You “gotta” hand it to those councillors and their continued concern regarding former homeless people living in trailers, on “flood plain”. Now in Vancouver, no such “concern”. The July 5, 2014 edition of the Vancouver Sun reports:
“Some of the most expensive and densely developed land in Vancouver has been designated as flood plain, including significant areas around False Creek, a new map issued by the city Thursday, reveals.”
Courtenay councillors should be rushing to Vancouver to inform them of the dangers of this type of thing. They are spending hard-come-by tax dollars to ensure trailers for former homeless be removed from that type of land; surely Vancouver council ought to be doing the same.
The City of Vancouver’s solution: issuing bylaw amendments requiring future buildings to be raised approximately one metre. Oh, and yes, they will keep building.

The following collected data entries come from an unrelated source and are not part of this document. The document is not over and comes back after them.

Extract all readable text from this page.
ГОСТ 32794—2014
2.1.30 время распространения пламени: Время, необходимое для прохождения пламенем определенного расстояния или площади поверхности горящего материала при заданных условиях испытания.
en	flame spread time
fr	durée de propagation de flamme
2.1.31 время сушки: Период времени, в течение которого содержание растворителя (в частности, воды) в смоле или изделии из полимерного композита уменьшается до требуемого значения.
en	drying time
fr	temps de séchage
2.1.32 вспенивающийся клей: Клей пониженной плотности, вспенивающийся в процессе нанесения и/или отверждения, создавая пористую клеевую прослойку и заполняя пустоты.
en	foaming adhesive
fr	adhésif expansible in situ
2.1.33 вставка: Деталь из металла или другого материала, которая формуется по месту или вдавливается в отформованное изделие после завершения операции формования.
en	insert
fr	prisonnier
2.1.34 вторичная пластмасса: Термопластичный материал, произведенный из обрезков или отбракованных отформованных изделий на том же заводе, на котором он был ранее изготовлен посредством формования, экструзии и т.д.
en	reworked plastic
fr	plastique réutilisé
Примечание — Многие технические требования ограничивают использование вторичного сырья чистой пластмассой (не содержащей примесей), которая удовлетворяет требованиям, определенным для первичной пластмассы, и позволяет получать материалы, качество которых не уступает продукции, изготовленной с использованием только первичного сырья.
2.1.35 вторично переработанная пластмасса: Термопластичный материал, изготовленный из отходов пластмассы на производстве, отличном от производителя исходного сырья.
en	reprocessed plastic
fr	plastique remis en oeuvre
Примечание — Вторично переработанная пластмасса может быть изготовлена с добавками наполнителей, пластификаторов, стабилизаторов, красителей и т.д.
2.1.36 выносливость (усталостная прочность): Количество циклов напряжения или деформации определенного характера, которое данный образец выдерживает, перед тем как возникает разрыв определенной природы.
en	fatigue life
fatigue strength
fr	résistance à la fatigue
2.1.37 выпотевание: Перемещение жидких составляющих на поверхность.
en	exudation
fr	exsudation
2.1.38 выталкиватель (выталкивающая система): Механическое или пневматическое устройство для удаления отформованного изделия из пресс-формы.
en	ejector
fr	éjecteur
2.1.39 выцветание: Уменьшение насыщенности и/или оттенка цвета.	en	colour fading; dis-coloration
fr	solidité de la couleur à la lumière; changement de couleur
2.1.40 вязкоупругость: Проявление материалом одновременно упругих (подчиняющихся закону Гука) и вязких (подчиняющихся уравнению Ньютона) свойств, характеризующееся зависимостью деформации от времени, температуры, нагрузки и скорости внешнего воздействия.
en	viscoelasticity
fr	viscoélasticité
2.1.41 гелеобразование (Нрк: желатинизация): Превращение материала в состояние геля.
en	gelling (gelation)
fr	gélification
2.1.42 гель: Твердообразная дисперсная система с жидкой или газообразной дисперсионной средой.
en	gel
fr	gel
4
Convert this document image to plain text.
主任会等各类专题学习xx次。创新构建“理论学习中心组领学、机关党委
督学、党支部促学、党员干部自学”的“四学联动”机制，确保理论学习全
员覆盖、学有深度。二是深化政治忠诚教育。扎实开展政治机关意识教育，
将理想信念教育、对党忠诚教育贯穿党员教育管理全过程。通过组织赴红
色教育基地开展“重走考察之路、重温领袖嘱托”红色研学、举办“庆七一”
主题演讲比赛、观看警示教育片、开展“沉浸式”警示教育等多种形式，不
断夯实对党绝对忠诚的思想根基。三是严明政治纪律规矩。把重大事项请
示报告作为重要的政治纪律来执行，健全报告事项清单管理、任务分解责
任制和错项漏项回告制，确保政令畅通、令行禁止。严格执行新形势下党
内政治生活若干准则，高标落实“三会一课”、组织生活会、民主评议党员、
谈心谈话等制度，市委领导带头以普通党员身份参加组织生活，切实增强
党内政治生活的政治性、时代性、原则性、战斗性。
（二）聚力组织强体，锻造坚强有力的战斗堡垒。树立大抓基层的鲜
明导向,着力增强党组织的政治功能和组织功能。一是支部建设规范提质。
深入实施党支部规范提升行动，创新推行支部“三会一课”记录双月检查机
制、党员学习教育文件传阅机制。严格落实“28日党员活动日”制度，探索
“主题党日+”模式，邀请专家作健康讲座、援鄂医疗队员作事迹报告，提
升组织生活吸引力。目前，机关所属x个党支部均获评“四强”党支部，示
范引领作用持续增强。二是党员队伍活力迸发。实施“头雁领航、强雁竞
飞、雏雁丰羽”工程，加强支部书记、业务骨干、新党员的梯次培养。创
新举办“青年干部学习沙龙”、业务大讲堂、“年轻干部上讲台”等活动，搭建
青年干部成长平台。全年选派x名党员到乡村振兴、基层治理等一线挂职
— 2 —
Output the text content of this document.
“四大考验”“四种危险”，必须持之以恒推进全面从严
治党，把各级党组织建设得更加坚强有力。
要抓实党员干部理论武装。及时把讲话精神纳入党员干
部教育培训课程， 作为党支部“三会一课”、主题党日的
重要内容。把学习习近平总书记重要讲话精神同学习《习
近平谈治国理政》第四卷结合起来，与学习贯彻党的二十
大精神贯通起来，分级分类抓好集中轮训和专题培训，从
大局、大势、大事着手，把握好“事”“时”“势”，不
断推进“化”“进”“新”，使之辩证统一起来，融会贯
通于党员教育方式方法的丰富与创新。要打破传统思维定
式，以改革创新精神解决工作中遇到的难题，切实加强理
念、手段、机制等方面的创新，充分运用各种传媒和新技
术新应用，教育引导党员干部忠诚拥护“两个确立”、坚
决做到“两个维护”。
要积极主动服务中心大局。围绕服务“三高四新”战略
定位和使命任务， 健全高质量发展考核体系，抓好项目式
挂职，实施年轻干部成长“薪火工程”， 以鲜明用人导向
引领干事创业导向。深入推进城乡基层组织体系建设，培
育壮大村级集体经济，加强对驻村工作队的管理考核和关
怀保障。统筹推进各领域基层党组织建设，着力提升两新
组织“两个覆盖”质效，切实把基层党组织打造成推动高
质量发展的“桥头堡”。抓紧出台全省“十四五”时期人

Various publications during the time informed the following areas had no dyke protection at all: Burrard Inlet, Coal Harbour, English Bay, False Creek, Spanish Banks, Mud Bay, Howe Sound.
Areas which had dykes but required upgrades included all communities along the Fraser River, i.e. Maple Ridge, Pitt Meadows, New Westminster.
Are these communities attempting to remove anyone from their homes? Are these councils taking landowners to court to remove their homes? No. Not only are no “moves” being made by councils; developers are continuing to build and develop some of the most expensive homes in the world.
I would suggest Courtenay council rush over to the Lower Mainland and explain to them all the dangers they face and how they can get with the agenda and attempt to force people out of their homes.
Oh, right, all those homeowners on the Lower Mainland are millionaires by virtue of owning these homes. Here in Courtenay, not so much. Does make me wonder though.